XVI. How do you think this deity represents the values of their pantheon and cultural origins?
Very well! As a polytheist and a super-syncretistic deity, he demonstrates the best ideals of the pluralism of Graeco-Roman-Egyptian cultures, both collectively and separately, in a fashion that can only be considered exemplary, I think.
XVII. How does this deity relate to other gods and other pantheons?
Incredibly well–I know of no definite deity who has come into contact with him yet, from any pantheon, that has not been able to get along exceedingly well with him, even though there are sometimes small conflicts, misunderstandings, or rivalries (including a recent one), especially when he is not respected as a deity and is instead treated as if he’s “only” an ancestor and his previous mortality is held against him.
XVIII. How does this deity stand in terms of gender and sexuality? (historical and/or UPG)
Historically, we know of only one relationship with which he was involved, i.e. that with his lover Hadrian, and therefore he was homoerotically inclined; however, it is likely that, just like almost everyone else in his culture, he would have also had attractions for females and would have eventually been married at some point, if for no other reason than in order to produce beautiful and virtuous children. We have one text that suggests the goddess Selene fell in love with him, and so perhaps his feelings were reciprocated on that matter. He was not himself gender-variant or in any way unusual in his own culture (despite the modern tendency of some pagans to want to characterize him as “androgynous” or “hermaphroditic”), and the only people who seemed to think he was in any way “unmanly” or odd in this matter were Christians, who thought anyone–especially a youth in a homoerotic relationship–was passive, womanly, and therefore “against nature.” He is a champion of anyone who is homoerotic, though (thus gay, lesbian, bisexual, pansexual, etc.), and also is an ally and champion of anyone who is gender-variant.
XIX. What quality or qualities of this god do you most admire?
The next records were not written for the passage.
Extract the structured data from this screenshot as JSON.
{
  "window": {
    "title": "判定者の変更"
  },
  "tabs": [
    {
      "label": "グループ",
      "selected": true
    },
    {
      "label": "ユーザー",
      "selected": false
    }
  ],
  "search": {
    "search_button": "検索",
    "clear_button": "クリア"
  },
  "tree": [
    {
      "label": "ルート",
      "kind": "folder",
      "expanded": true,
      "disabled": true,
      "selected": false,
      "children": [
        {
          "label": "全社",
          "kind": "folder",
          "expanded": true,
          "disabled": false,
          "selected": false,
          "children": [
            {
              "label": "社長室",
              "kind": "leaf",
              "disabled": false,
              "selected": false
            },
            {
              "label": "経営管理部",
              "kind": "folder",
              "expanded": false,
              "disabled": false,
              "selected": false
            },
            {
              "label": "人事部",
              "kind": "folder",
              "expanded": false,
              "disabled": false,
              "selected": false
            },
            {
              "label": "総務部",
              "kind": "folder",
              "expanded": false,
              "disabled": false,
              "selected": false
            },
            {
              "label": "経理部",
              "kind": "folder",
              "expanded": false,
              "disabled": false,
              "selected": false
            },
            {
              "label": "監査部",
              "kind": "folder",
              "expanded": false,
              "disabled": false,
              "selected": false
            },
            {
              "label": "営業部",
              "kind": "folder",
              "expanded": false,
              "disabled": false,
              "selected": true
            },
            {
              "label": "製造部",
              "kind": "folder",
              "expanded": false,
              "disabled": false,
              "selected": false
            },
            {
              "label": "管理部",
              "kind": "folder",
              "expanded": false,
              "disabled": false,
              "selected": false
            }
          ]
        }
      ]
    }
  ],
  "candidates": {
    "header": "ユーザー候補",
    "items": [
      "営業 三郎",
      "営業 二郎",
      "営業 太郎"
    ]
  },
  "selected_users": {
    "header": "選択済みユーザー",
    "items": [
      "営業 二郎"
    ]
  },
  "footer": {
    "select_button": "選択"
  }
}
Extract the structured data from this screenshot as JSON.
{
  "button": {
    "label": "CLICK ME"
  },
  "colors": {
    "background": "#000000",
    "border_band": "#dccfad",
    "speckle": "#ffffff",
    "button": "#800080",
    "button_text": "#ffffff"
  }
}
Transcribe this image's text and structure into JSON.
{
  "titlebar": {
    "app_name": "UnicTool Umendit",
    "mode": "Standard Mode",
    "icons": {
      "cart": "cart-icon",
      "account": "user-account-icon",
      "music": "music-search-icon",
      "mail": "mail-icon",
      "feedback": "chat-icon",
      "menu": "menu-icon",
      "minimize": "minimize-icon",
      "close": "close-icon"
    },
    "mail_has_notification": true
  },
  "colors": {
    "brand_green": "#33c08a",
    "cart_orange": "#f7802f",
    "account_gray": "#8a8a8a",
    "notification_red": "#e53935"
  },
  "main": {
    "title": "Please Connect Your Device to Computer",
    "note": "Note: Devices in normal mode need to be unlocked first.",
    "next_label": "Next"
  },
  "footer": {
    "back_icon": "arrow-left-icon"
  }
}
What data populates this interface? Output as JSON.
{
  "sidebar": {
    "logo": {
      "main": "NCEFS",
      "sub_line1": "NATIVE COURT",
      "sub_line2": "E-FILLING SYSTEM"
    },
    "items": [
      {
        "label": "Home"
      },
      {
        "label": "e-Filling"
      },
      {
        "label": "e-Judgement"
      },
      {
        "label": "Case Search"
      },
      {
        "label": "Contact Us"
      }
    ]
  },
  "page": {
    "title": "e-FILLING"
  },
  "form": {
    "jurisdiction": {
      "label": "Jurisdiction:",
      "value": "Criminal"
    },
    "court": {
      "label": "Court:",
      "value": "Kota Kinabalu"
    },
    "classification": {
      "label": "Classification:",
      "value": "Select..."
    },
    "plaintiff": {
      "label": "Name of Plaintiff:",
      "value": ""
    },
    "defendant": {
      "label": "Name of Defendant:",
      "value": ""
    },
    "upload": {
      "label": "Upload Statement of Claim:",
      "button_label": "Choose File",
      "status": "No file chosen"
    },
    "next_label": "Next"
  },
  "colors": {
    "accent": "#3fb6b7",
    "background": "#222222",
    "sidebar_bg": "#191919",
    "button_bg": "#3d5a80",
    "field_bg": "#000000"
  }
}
What quality or qualities of them do you find the most troubling?
Admiration is difficult–my admiration of him, which is extensive and I think at this point unquestionable, is not based on anything like “he’s cute” or “I find him attractive” or “he’s so nice” or any particular and specific matter; it’s something I can’t even put into words or express in any logical fashion, it simply is, and I don’t question that nameless gnosis that I have for my admiration of Antinous’ existence, persistence, and power in my life. The thing I find the most troubling about him is that he was in a relationship with Hadrian which, in modern terms, would be considered illegal, immoral, and even abusive, despite the fact that I have no doubt that in its own cultural context and in this particular iteration of the cultural norm of its time, there was no exploitation or abuse going on at all. It makes it difficult to explain to both modern critics and also potential devotees, however…
XX. Art that reminds you of this deity
For that, I suggest you look at this site, as all of it actually depicts him; however, there are other pieces of art that remind me of him but don’t directly portray him…which I know when I see, but now I can’t remember any of them specifically…Aaah! In all honestly, almost all ancient Greek and Roman art, even when it has nothing to do with Antinous, reminds me of him to some extent, from vase paintings to relief sculptures to statues to paintings. To say that my mind has not been focused on Antinous for several hours every day, and drifts to him quite quickly and easily with the slightest indications in the world around me, would be absolutely true for the last eleven plus years of my life.
Ave Ave Antinoe–Haec est unde, Haec est unde, Haec est unde vita venit!